Dua bulan sudah saya hidup di Kalimantan. Selama itu kebanyakan waktu saya gunakan untuk mengajar dan menghabiskan hari di asrama. Bisa dihitung dengan jari berapa kali saya keluar meninggalkan asrama untuk sekedar jalan-jalan. Paling jika pulsa modem habis, saya baru pergi meninggalkan sarang sebab segala kebutuhan pokok saya selama hidup di Kalimantan sudah tercukupi, seperti makan dan laundry pakaian.
Oh ya, kenapa saya bisa terdampar sampai sejauh ini? Mungkin alasannya bisa teman-teman baca di postingan saya sebelumnya (Saya Terdampar di Kalimantan). Saya tinggal di asrama putra SMA Banua Kalsel bersama sekitar 34 siswa dan 2 orang guru serta 3 pengasuh asrama. Kebetulan sekolah tempat saya mengajar ini cukup luas, lebih luas dari rata-rata luas sekolah setingkat SMA di Jawa. Jadi kalau kita ingin keluar dari ruang kelas menuju pintu gerbang utama jaraknya sekitar 500-600 meter. Lumayan jauh, apalagi kalau siang hari saat matahari sedang teriknya bersinar. Kalau di Solo mending, saya kemana-mana biasa pakai sepeda motor. Lha di sini, saya kembali menjadi pedestrian. But, No problem itung-itung olah raga biar badan sehat, hehe.

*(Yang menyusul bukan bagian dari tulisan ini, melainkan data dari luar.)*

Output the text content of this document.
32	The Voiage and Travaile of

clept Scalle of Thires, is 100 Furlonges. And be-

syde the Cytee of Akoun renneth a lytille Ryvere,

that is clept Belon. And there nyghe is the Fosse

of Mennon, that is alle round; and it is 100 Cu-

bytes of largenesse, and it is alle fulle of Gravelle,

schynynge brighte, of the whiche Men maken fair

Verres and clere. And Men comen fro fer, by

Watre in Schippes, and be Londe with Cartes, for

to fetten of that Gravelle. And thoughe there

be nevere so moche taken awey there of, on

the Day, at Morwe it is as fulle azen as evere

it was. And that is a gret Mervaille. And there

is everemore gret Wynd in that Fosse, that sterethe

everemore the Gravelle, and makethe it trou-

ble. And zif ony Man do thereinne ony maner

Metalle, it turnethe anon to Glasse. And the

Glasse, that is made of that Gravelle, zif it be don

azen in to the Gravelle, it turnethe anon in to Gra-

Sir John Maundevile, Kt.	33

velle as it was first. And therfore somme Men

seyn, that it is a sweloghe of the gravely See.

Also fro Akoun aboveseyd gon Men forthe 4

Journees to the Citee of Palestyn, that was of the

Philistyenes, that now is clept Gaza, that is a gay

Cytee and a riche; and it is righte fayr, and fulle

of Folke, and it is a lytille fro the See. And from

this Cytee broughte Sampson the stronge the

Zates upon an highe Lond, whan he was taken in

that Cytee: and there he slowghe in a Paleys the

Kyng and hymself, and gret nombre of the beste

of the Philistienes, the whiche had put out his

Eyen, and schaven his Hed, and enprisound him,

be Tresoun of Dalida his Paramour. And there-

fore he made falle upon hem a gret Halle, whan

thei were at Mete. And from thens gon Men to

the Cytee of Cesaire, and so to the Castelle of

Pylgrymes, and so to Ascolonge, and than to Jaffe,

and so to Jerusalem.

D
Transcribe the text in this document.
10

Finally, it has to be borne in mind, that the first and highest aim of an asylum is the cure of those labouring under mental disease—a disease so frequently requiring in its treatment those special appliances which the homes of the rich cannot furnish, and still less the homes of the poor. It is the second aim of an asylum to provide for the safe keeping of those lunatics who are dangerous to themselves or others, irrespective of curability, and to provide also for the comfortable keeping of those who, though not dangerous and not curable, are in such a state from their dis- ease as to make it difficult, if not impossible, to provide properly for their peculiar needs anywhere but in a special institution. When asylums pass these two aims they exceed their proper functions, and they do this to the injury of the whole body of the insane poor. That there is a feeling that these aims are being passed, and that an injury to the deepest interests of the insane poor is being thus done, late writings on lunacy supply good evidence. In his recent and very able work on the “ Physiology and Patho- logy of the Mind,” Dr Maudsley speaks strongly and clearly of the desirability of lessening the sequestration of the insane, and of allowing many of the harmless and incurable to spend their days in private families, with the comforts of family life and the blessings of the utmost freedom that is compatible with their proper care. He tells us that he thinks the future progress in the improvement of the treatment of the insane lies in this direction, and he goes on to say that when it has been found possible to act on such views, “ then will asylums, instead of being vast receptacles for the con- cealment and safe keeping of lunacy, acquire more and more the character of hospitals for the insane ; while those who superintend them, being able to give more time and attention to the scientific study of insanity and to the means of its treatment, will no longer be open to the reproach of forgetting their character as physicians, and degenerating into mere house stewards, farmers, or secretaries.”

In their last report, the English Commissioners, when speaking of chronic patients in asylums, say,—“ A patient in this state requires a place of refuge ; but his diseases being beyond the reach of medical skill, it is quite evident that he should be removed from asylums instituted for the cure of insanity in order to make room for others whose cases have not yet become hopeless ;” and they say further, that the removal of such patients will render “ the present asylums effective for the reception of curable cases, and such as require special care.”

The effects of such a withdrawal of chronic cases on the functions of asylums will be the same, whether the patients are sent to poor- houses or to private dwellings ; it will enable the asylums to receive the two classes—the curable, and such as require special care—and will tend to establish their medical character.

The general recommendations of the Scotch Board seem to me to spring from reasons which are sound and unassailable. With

Nah, ini cerita beberapa hari yang lalu saat saya hendak membeli handuk dan pulsa. Waktu itu saya pergi bersama Mas Ajick, teman guru yang berasal dari Jawa juga, tepatnya Boyolali. Seperti biasanya, setelah sekolah bubar sekitar pukul 15.30 WITA kami ganti pakaian dan meletakkan buku-buku pelajaran di kamar. Kebetulan saya dan mas Ajick tidur di kamar yang sama. Setelah itu kami berjalan kaki menuju pintu gerbang untuk mencari “Taksi”. But wait, tunggu dulu, “Taksi” yang saya maksud bukan taksi sebagaimana yang sering teman-teman lihat di Jawa, nyaman dan ber-AC serta bertarif mahal. Melainkan, taksi dengan armada Suzuki Carry tahun 90an bercat hijau dengan pintu selalu terbuka. Kalau di Solo biasanya disebut angkot, hehe. Awalnya saya sempat ngakak tahu orang-orang di Banjar menyebut si “Fake Taxi/Angkot” ini dengan sebutan taksi, kesan pertama saya membayangkan tunggangan yang nyaman dan mahal, tapi ternyata saya kecelik. Kalau suatu saat nanti teman-teman pergi ke Banjar dan hendak menumpang Taksi sungguhan, di sini namanya “Argo” atau lengkapnya “Taksi Argo”, tarifnya hampir sama dengan yang di Jawa.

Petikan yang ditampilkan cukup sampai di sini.